Letter published in The Guardian [5] on 5 June 2010
Andrew Mitchell, the new secretary of state for international development, has announced a new regime of transparency and accountability in how Britain's aid is spent. Welcome as that is, questions remain about what to measure, which means discussing the aims, and how to do it without distorting those aims.
Those questions were covered by a well of silence in Mr Mitchell's speech [6], and they are far more important than the issue you raised in your editorial [7] (4 June) of whether the commitment to spend 0.7% of national income on development aid is reliable. In a radio interview yesterday [8] Mr Mitchell expressed frustration that we were "miles off" the millennium development goals [9]. True, but to genuinely reduce poverty will require a new approach to aid that deals with the real world as it is, not as we would like it to be.

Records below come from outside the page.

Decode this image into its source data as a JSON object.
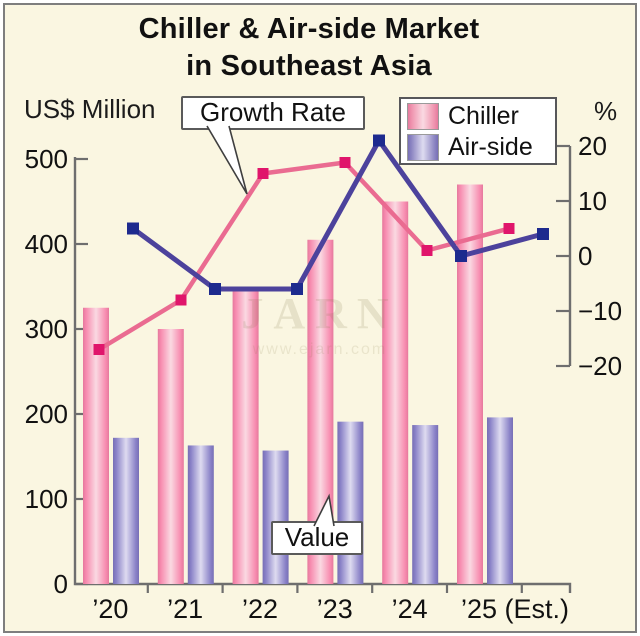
{
  "title": {
    "line1": "Chiller & Air-side Market",
    "line2": "in Southeast Asia"
  },
  "axes": {
    "left_label": "US$ Million",
    "right_label": "%",
    "left_ticks": [
      0,
      100,
      200,
      300,
      400,
      500
    ],
    "right_ticks": [
      20,
      10,
      0,
      -10,
      -20
    ]
  },
  "annotations": {
    "growth_rate_label": "Growth Rate",
    "value_label": "Value"
  },
  "legend": [
    {
      "label": "Chiller",
      "swatch": "chiller"
    },
    {
      "label": "Air-side",
      "swatch": "airside"
    }
  ],
  "watermark": {
    "line1": "JARN",
    "line2": "www.ejarn.com"
  },
  "chart_data": {
    "type": "bar",
    "subtype": "grouped bars with overlaid growth-rate lines",
    "title": "Chiller & Air-side Market in Southeast Asia",
    "categories": [
      "’20",
      "’21",
      "’22",
      "’23",
      "’24",
      "’25 (Est.)"
    ],
    "bar_series": [
      {
        "name": "Chiller",
        "axis": "left",
        "unit": "US$ Million",
        "values": [
          325,
          300,
          345,
          405,
          450,
          470
        ]
      },
      {
        "name": "Air-side",
        "axis": "left",
        "unit": "US$ Million",
        "values": [
          172,
          163,
          157,
          191,
          187,
          196
        ]
      }
    ],
    "line_series": [
      {
        "name": "Chiller growth rate",
        "axis": "right",
        "unit": "%",
        "values": [
          -17,
          -8,
          15,
          17,
          1,
          5
        ]
      },
      {
        "name": "Air-side growth rate",
        "axis": "right",
        "unit": "%",
        "values": [
          5,
          -6,
          -6,
          21,
          0,
          4
        ]
      }
    ],
    "left_axis": {
      "label": "US$ Million",
      "min": 0,
      "max": 500,
      "step": 100
    },
    "right_axis": {
      "label": "%",
      "min": -20,
      "max": 20,
      "step": 10
    },
    "grid": false,
    "legend_position": "top-right"
  },
  "colors": {
    "background": "#faf6e1",
    "axis": "#6e6e6e",
    "chiller_bar_edge": "#e5799d",
    "chiller_bar_mid": "#fad9e2",
    "airside_bar_edge": "#776fb5",
    "airside_bar_mid": "#dedbf0",
    "chiller_line": "#ea6b91",
    "chiller_marker": "#e0156b",
    "airside_line": "#4c429c",
    "airside_marker": "#1d2a8e",
    "text": "#111111"
  }
}
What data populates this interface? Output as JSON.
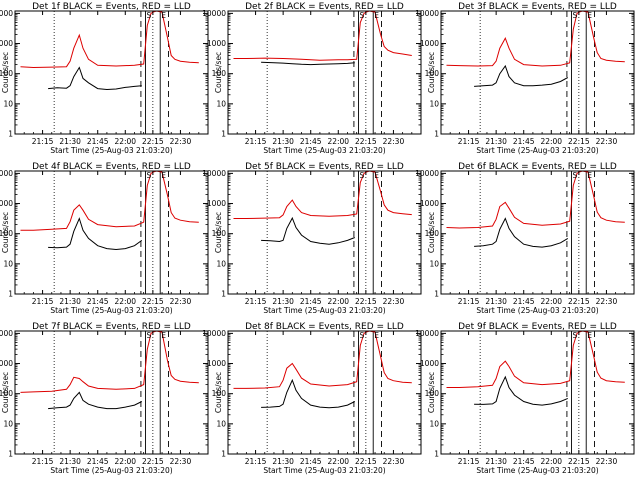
{
  "colors": {
    "events": "#000000",
    "lld": "#dd0000",
    "axis": "#000000",
    "background": "#ffffff"
  },
  "shared": {
    "ylabel": "Counts/sec",
    "xlabel": "Start Time (25-Aug-03 21:03:20)",
    "x_ticks": [
      "21:15",
      "21:30",
      "21:45",
      "22:00",
      "22:15",
      "22:30"
    ],
    "x_tick_minutes": [
      15,
      30,
      45,
      60,
      75,
      90
    ],
    "y_ticks": [
      "1",
      "10",
      "100",
      "1000",
      "10000"
    ],
    "y_tick_values": [
      1,
      10,
      100,
      1000,
      10000
    ],
    "xlim_minutes": [
      0,
      105
    ],
    "ylim": [
      1,
      12000
    ],
    "dotted_marker_minutes": [
      21.3,
      75.0
    ],
    "dashed_marker_minutes": [
      68.5,
      83.5
    ],
    "event_marker_minutes": [
      71.0,
      79.0
    ]
  },
  "chart_data": [
    {
      "type": "line",
      "title": "Det 1f BLACK = Events, RED = LLD",
      "series": [
        {
          "name": "Events",
          "x": [
            18,
            23,
            28,
            30,
            32,
            35,
            37,
            40,
            45,
            50,
            55,
            60,
            65,
            69
          ],
          "y": [
            32,
            34,
            33,
            40,
            80,
            160,
            70,
            50,
            32,
            30,
            31,
            35,
            38,
            40
          ]
        },
        {
          "name": "LLD",
          "x": [
            3,
            10,
            20,
            28,
            30,
            32,
            35,
            37,
            40,
            45,
            55,
            65,
            70,
            72,
            74,
            75,
            77,
            80,
            83,
            85,
            87,
            90,
            95,
            100
          ],
          "y": [
            170,
            160,
            165,
            170,
            260,
            700,
            1900,
            700,
            300,
            190,
            180,
            190,
            210,
            4000,
            10000,
            11000,
            12000,
            11000,
            1500,
            400,
            300,
            260,
            240,
            230
          ]
        }
      ],
      "annotations": {
        "S": 71.0,
        "E": 79.0
      }
    },
    {
      "type": "line",
      "title": "Det 2f BLACK = Events, RED = LLD",
      "series": [
        {
          "name": "Events",
          "x": [
            18,
            25,
            30,
            35,
            40,
            45,
            50,
            55,
            60,
            65,
            69
          ],
          "y": [
            240,
            230,
            225,
            215,
            205,
            200,
            205,
            210,
            215,
            220,
            230
          ]
        },
        {
          "name": "LLD",
          "x": [
            3,
            10,
            20,
            30,
            40,
            50,
            60,
            65,
            70,
            72,
            74,
            75,
            77,
            80,
            83,
            85,
            87,
            90,
            95,
            100
          ],
          "y": [
            320,
            320,
            330,
            320,
            300,
            280,
            290,
            290,
            300,
            5000,
            10000,
            11000,
            12000,
            11000,
            2000,
            800,
            600,
            500,
            450,
            400
          ]
        }
      ],
      "annotations": {
        "S": 71.0,
        "E": 79.0
      }
    },
    {
      "type": "line",
      "title": "Det 3f BLACK = Events, RED = LLD",
      "series": [
        {
          "name": "Events",
          "x": [
            18,
            23,
            28,
            30,
            32,
            35,
            37,
            40,
            45,
            50,
            55,
            60,
            65,
            69
          ],
          "y": [
            38,
            40,
            42,
            50,
            100,
            180,
            80,
            50,
            40,
            40,
            42,
            45,
            55,
            75
          ]
        },
        {
          "name": "LLD",
          "x": [
            3,
            10,
            20,
            28,
            30,
            32,
            35,
            37,
            40,
            45,
            55,
            65,
            70,
            72,
            74,
            75,
            77,
            80,
            83,
            85,
            87,
            90,
            95,
            100
          ],
          "y": [
            190,
            185,
            180,
            185,
            260,
            700,
            1500,
            700,
            300,
            200,
            180,
            190,
            230,
            3000,
            10000,
            11000,
            12000,
            11000,
            1600,
            500,
            320,
            280,
            260,
            250
          ]
        }
      ],
      "annotations": {
        "S": 71.0,
        "E": 79.0
      }
    },
    {
      "type": "line",
      "title": "Det 4f BLACK = Events, RED = LLD",
      "series": [
        {
          "name": "Events",
          "x": [
            18,
            23,
            28,
            30,
            32,
            35,
            37,
            40,
            45,
            50,
            55,
            60,
            65,
            69
          ],
          "y": [
            35,
            34,
            36,
            45,
            120,
            320,
            130,
            70,
            40,
            32,
            30,
            32,
            40,
            60
          ]
        },
        {
          "name": "LLD",
          "x": [
            3,
            10,
            20,
            28,
            30,
            32,
            35,
            37,
            40,
            45,
            55,
            65,
            70,
            72,
            74,
            75,
            77,
            80,
            83,
            85,
            87,
            90,
            95,
            100
          ],
          "y": [
            130,
            130,
            140,
            150,
            250,
            600,
            900,
            600,
            300,
            200,
            170,
            180,
            240,
            4000,
            10000,
            11000,
            12000,
            11000,
            1800,
            500,
            330,
            280,
            250,
            240
          ]
        }
      ],
      "annotations": {
        "S": 71.0,
        "E": 79.0
      }
    },
    {
      "type": "line",
      "title": "Det 5f BLACK = Events, RED = LLD",
      "series": [
        {
          "name": "Events",
          "x": [
            18,
            23,
            28,
            30,
            32,
            35,
            37,
            40,
            45,
            50,
            55,
            60,
            65,
            69
          ],
          "y": [
            60,
            58,
            55,
            60,
            150,
            330,
            160,
            90,
            55,
            48,
            45,
            50,
            60,
            75
          ]
        },
        {
          "name": "LLD",
          "x": [
            3,
            10,
            20,
            28,
            30,
            32,
            35,
            37,
            40,
            45,
            55,
            65,
            70,
            72,
            74,
            75,
            77,
            80,
            83,
            85,
            87,
            90,
            95,
            100
          ],
          "y": [
            320,
            320,
            330,
            340,
            420,
            800,
            1300,
            800,
            500,
            400,
            380,
            400,
            450,
            5000,
            10000,
            11000,
            12000,
            11000,
            2500,
            900,
            600,
            500,
            460,
            430
          ]
        }
      ],
      "annotations": {
        "S": 71.0,
        "E": 79.0
      }
    },
    {
      "type": "line",
      "title": "Det 6f BLACK = Events, RED = LLD",
      "series": [
        {
          "name": "Events",
          "x": [
            18,
            23,
            28,
            30,
            32,
            35,
            37,
            40,
            45,
            50,
            55,
            60,
            65,
            69
          ],
          "y": [
            38,
            40,
            45,
            55,
            140,
            320,
            150,
            80,
            45,
            38,
            36,
            40,
            50,
            70
          ]
        },
        {
          "name": "LLD",
          "x": [
            3,
            10,
            20,
            28,
            30,
            32,
            35,
            37,
            40,
            45,
            55,
            65,
            70,
            72,
            74,
            75,
            77,
            80,
            83,
            85,
            87,
            90,
            95,
            100
          ],
          "y": [
            160,
            155,
            160,
            180,
            300,
            800,
            1100,
            700,
            350,
            220,
            190,
            210,
            260,
            4000,
            10000,
            11000,
            12000,
            11000,
            1800,
            520,
            340,
            280,
            250,
            240
          ]
        }
      ],
      "annotations": {
        "S": 71.0,
        "E": 79.0
      }
    },
    {
      "type": "line",
      "title": "Det 7f BLACK = Events, RED = LLD",
      "series": [
        {
          "name": "Events",
          "x": [
            18,
            23,
            28,
            30,
            32,
            35,
            37,
            40,
            45,
            50,
            55,
            60,
            65,
            69
          ],
          "y": [
            32,
            34,
            36,
            42,
            70,
            110,
            60,
            45,
            36,
            32,
            32,
            36,
            42,
            55
          ]
        },
        {
          "name": "LLD",
          "x": [
            3,
            10,
            20,
            28,
            30,
            32,
            35,
            37,
            40,
            45,
            55,
            65,
            70,
            72,
            74,
            75,
            77,
            80,
            83,
            85,
            87,
            90,
            95,
            100
          ],
          "y": [
            110,
            115,
            120,
            140,
            200,
            350,
            320,
            250,
            180,
            150,
            140,
            150,
            200,
            3000,
            10000,
            11000,
            12000,
            11000,
            1200,
            400,
            300,
            260,
            240,
            230
          ]
        }
      ],
      "annotations": {
        "S": 71.0,
        "E": 79.0
      }
    },
    {
      "type": "line",
      "title": "Det 8f BLACK = Events, RED = LLD",
      "series": [
        {
          "name": "Events",
          "x": [
            18,
            23,
            28,
            30,
            32,
            35,
            37,
            40,
            45,
            50,
            55,
            60,
            65,
            69
          ],
          "y": [
            35,
            36,
            38,
            45,
            110,
            280,
            130,
            70,
            42,
            36,
            34,
            36,
            42,
            55
          ]
        },
        {
          "name": "LLD",
          "x": [
            3,
            10,
            20,
            28,
            30,
            32,
            35,
            37,
            40,
            45,
            55,
            65,
            70,
            72,
            74,
            75,
            77,
            80,
            83,
            85,
            87,
            90,
            95,
            100
          ],
          "y": [
            150,
            150,
            155,
            170,
            280,
            700,
            1000,
            650,
            330,
            210,
            180,
            200,
            250,
            4000,
            10000,
            11000,
            12000,
            11000,
            1700,
            500,
            320,
            270,
            240,
            230
          ]
        }
      ],
      "annotations": {
        "S": 71.0,
        "E": 79.0
      }
    },
    {
      "type": "line",
      "title": "Det 9f BLACK = Events, RED = LLD",
      "series": [
        {
          "name": "Events",
          "x": [
            18,
            23,
            28,
            30,
            32,
            35,
            37,
            40,
            45,
            50,
            55,
            60,
            65,
            69
          ],
          "y": [
            45,
            44,
            46,
            55,
            150,
            360,
            160,
            90,
            55,
            45,
            42,
            46,
            55,
            70
          ]
        },
        {
          "name": "LLD",
          "x": [
            3,
            10,
            20,
            28,
            30,
            32,
            35,
            37,
            40,
            45,
            55,
            65,
            70,
            72,
            74,
            75,
            77,
            80,
            83,
            85,
            87,
            90,
            95,
            100
          ],
          "y": [
            160,
            160,
            170,
            190,
            320,
            800,
            1200,
            800,
            380,
            230,
            200,
            220,
            270,
            4000,
            10000,
            11000,
            12000,
            11000,
            1800,
            520,
            330,
            270,
            250,
            240
          ]
        }
      ],
      "annotations": {
        "S": 71.0,
        "E": 79.0
      }
    }
  ]
}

In those countries receiving British aid where progress is slowest, the problem is not simply poverty but armed violence and the lack of good government. Helping people to create their own transparent and effective governments has long been overlooked. It's not hard to see why; instead of concrete development projects, it requires a politically awkward engagement in a country's affairs.
But where there is fragility and violence, achieving peace and stability comes first. After all, you cannot travel to the new school or hospital if you might be abducted by rebels on the way.
In opposition Mr Mitchell gave every indication of understanding this point. But to act on it in government will require challenging vested interests in the status quo. Not to do so, however, would be to miss the policymaking opportunity of a generation.